Ten minutes later Alexandra was settled in one of the earl's carriages, John Coachman instructed to take her home. Her single valise sat on the seat opposite her. She was leaving only with what she'd brought with her.

Life wasn't going at all well.

When John Coachman suddenly pulled up the team at a shout from another carriage, Alexandra poked her head out the window to see what was happening.

She came face to face with an older woman who had the look of the Sherbrookes, a woman who simply stared at her, as gape-mouthed as Hollis had been.

A young face appeared, a quite lovely young girl who said happily, “Why, are you Douglas's new bride?
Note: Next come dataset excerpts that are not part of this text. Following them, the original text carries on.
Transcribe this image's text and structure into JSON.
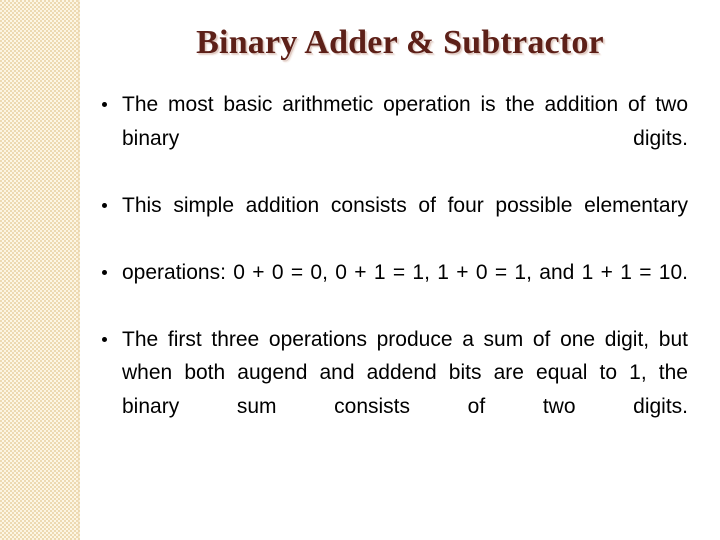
{
  "slide": {
    "title": "Binary Adder & Subtractor",
    "title_color": "#5d2018",
    "background_color": "#ffffff",
    "side_band_color": "#f4e4c1",
    "body_text_color": "#000000",
    "bullets": [
      {
        "marker": "bullet-dot",
        "text": "The most basic arithmetic operation is the addition of two binary digits."
      },
      {
        "marker": "bullet-dot",
        "text": "This simple addition consists of four possible elementary"
      },
      {
        "marker": "bullet-dot",
        "text": "operations: 0 + 0 = 0, 0 + 1 = 1, 1 + 0 = 1, and 1 + 1 = 10."
      },
      {
        "marker": "bullet-dot",
        "text": "The first three operations produce a sum of one digit, but when both augend and addend bits are equal to 1, the binary sum consists of two digits."
      }
    ]
  }
}
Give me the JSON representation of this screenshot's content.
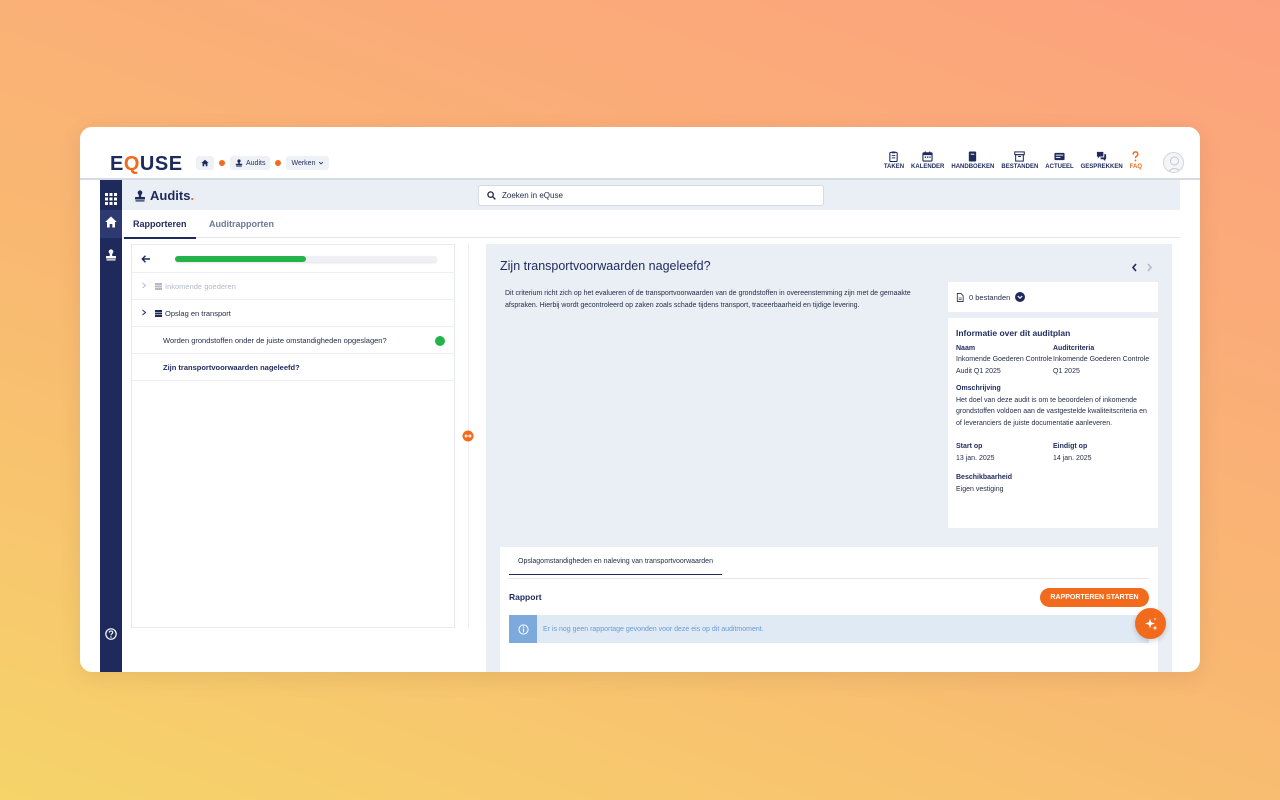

How wonderful, of course you are! I'm Sinjun, his sister. This is marvelous! You are Melis—no, no, you are the other sister! Welcome to the Sherbrooke family.”

Alexandra looked skyward. Her luck, which she'd thought was on the rise, she now saw plummeting to earth, and soon her face would be rubbed in the dirt.

The other woman, doubtless Alexandra's soon-to-be-annulled mother-in-law, sniffed with alarming loudness, and said, “I don't understand why you are still here. You shouldn't be out visiting tenants for it is not your responsibility. You are nothing compared to your sister, from all I have been told. You are nothing at all out of the ordinary. My son would never have selected you.”

Alexandra felt the clout, but she said calmly, “You are certainly right about that. Your son doesn't want me. I am not visiting the tenants. I am leaving. No, don't say it. I am delighted to give you the pleasure of my departure.”

She was on the point of telling John Coachman to continue, when the door to the other carriage opened and the young girl jumped to the ground. “Do let me ride with you!”